Salirono in cima all’albero più vicino, e i sussurri crebbero d’intensità. Arrivate ai rami più piccoli, una pioggia leggera prese a cadere sulle loro teste, a grandi gocce che scendevano dolcemente di foglia in foglia.

L’aria al centro del raggio era perfettamente chiara; ma tutt’attorno, fin dove giungeva il loro sguardo, le pareti erano uno scintillio continuo di arcobaleni. L’acqua si scioglieva e precipitava in basso, andando a formare un lago alla base del raggio.

— E adesso? — chiese Gaby.

— Ricominciamo a salire. Abbiamo perso un mucchio di tempo.

Gaby annuì. — Sono d’accordo, lo sai. Basta venire con te. Però, per favore, spiegami ancora una volta che senso ha questo viaggio.

Cirocco stava per rispondere che era una domanda stupida; poi capì che non lo era. Nei giorni trascorsi, aveva confessato a Gaby che non sperava più di trovare qualcuno nel mozzo. Non sapeva nemmeno lei quando avesse smesso di illudersi.

— Ho fatto una promessa a Maestrocantore — disse. — E ormai non posso avere più segreti con te.

— Che promessa?

— Ho promesso di tentare tutto il possibile per mettere fine alla guerra fra titanidi e angeli.

— Capisco. Credi di poter fare qualcosa?

— No. — Gaby non disse niente, ma continuò a fissarla negli occhi. — So solo che devo tentare. Perché mi guardi così?

— Per nessun motivo. Che altra ragione mi offrirai quando avremo incontrato gli angeli? Perché proseguiremo, è vero?

— Penso di sì. Non so perché, ma mi sembra la cosa più giusta da fare.

22

Il mondo era una serie interminabile di alberi da scalare. Ognuno era diverso dall’altro, presentava nuovi problemi, anche se la sensazione era quella di una monotonia infinita. Ormai comunicavano solo a gesti e a grugniti. Diventarono una perfetta macchina da arrampicata, un unico corpo che saliva sempre più in alto. Scalavano la parete per dodici ore consecutive, e quando si mettevano a dormire piombavano in un sonno profondissimo.

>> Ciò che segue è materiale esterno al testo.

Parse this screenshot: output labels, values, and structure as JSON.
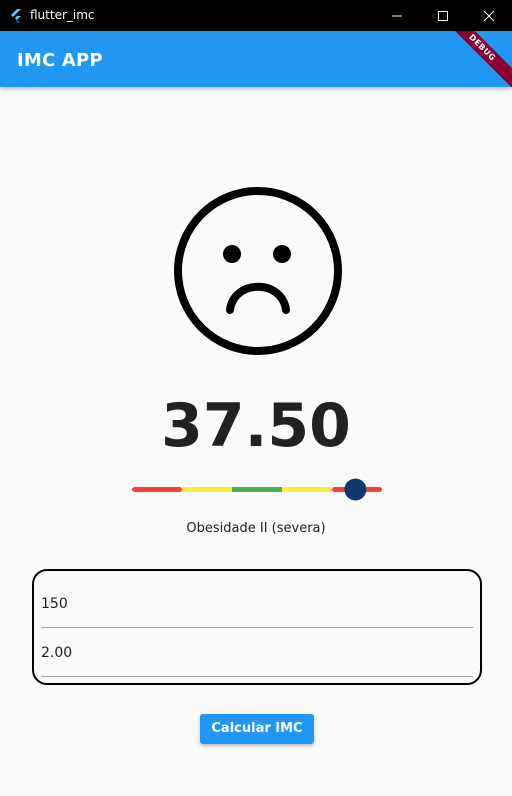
{
  "window": {
    "title": "flutter_imc",
    "app_icon": "flutter-logo-icon",
    "controls": [
      "minimize-icon",
      "maximize-icon",
      "close-icon"
    ]
  },
  "appbar": {
    "title": "IMC APP",
    "debug_banner": "DEBUG",
    "color": "#2196f3"
  },
  "result": {
    "face_icon": "sad-face-icon",
    "bmi": "37.50",
    "classification": "Obesidade II (severa)"
  },
  "scale": {
    "segment_colors": [
      "#f44336",
      "#ffeb3b",
      "#4caf50",
      "#ffeb3b",
      "#f44336"
    ],
    "thumb_color": "#0d3a6b",
    "thumb_position": 0.9
  },
  "form": {
    "weight_value": "150",
    "height_value": "2.00"
  },
  "actions": {
    "calculate_label": "Calcular IMC"
  }
}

Sotto di loro, la base del raggio si aprì. Un mare d’acqua precipitò su Rea. La valvola restò aperta qualche settimana, poi si chiuse di nuovo quando si aprì la valvola in alto. Scese un vento freddo che le costrinse a cercare rifugio.

Cinque giorni di buio, poi ripartirono.

Erano passati sei giorni dal loro terzo inverno quando videro il primo angelo. Restarono a fissarsi, immobili.

L’angelo era vicino alla cima di un albero, quasi nascosto dalle foglie. Già da un po’ udivano i gemiti di quelle creature, seguiti a volte dal rumore di ali che sbattevano. Fino a quel momento, Cirocco ne aveva visto uno da vicino solamente a Iperione, trafitto dalla lancia di un titanide.

Era più piccolo di Gaby. Il suo petto era enorme, le braccia e le gambe affusolate. Al posto dei piedi possedeva artigli. Le ali spuntavano appena dietro i fianchi, garantendogli tutto il bilanciamento possibile perché per volare era costretto a stare prono. Ripiegate, erano leggermente più lunghe del corpo.